Recensione: La vita perfetta di William Sidis, di Morten Brask
La vita perfetta di William Sidis è, come spesso per fortuna accade, uno di quei libri che mi chiamano dallo scaffale, che si insinuano nel mio normale pensiero, come le cose belle dei tempi che furono. Quelle cose che, in qualunque momento della tua vita tu possa pensarci, hanno sempre il sapore fascinoso della prima volta. William Sidis era un nome per me sconosciuto, fino a qualche giorno fa. Oggi, lo sento vicino come se fosse un mio fratello.
Figlio di due medici ebrei immigrati negli USA per sfuggire al carcere zarista, William Sidis, detto Billy, era dotato di un quoziente di intelligenza tra i più alti mai registrati (alcune fonti dicono il più alto, ma si sa che con i numeri spesso non si riesce a descrivere completamente un fenomeno). A 18 mesi leggeva il New York Times, a 4 anni imparò da solo greco e latino, a 6 memorizzava all’istante ogni libro che sfogliava. La sua intelligenza, la grande memoria fotografica e la spiccata attitudine al ragionamento, alla memorizzazione e alle complicazioni del calcolo mentale, lo portarono a bruciare le tappe fino a presentarsi, a soli 11 anni, davanti a un pubblico di scienziati di Harvard per formulare la propria teoria sulla quarta dimensione.

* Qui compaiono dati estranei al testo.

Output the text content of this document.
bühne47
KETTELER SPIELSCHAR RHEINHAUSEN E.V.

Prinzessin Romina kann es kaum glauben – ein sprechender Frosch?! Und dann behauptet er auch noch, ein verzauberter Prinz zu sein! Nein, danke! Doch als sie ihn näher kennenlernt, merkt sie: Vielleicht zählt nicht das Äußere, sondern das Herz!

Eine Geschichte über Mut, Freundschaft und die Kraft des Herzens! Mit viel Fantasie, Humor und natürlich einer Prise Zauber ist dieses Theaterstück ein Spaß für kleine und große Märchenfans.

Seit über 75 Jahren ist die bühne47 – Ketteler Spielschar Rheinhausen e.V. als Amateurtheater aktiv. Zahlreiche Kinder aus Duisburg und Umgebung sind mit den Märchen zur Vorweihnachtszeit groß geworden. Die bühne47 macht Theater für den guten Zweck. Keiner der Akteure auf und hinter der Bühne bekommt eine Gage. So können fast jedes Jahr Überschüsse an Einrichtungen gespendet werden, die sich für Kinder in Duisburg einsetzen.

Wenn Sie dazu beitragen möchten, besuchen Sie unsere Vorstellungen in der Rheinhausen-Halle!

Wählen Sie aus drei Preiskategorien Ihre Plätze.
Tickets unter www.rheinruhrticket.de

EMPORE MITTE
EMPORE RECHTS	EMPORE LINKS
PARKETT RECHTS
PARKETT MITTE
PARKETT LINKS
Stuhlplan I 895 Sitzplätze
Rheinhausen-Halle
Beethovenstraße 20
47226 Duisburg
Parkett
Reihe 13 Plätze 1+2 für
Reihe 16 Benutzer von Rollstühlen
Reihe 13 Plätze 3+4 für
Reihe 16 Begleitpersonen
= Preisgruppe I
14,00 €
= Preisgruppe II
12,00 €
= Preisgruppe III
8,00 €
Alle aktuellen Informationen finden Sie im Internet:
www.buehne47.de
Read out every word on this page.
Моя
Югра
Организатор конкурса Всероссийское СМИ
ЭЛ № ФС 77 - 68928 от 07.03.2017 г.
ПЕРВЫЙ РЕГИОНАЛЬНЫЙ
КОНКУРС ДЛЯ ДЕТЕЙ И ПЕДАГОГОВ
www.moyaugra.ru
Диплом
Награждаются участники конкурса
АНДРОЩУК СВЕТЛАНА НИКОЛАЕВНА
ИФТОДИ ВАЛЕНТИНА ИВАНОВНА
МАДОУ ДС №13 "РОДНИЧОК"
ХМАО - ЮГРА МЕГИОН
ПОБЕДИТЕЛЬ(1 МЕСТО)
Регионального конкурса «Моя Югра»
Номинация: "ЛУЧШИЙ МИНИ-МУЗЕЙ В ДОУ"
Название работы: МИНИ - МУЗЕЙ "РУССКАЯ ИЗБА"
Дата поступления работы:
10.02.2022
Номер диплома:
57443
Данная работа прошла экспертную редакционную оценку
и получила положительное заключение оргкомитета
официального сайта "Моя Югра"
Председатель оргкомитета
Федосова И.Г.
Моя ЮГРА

Un mostruoso crescendo che non avrebbe dovuto far dimenticare, agli adulti, che davanti avevano in fondo solo un bambino, con la propria fragilità e il desiderio di crescere accompagnandosi alla più assoluta normalità. Ma come si fa a essere e soprattutto a vivere in modo normale, quando si sale alla ribalta della cronaca, quando si è oggetto della curiosità e dello studio perfino da parte del proprio padre, oppure s’innesca una possessività maniacale da parte della propria madre? Si finisce così per estraniarsi dalla realtà, perdendo i punti di contatto con i simili, senza riuscire a vivere e realizzare le cose più elementari, come giocare con i coetanei, dichiarare il proprio amore alla ragazza che ti piace, relazionarsi con il prossimo.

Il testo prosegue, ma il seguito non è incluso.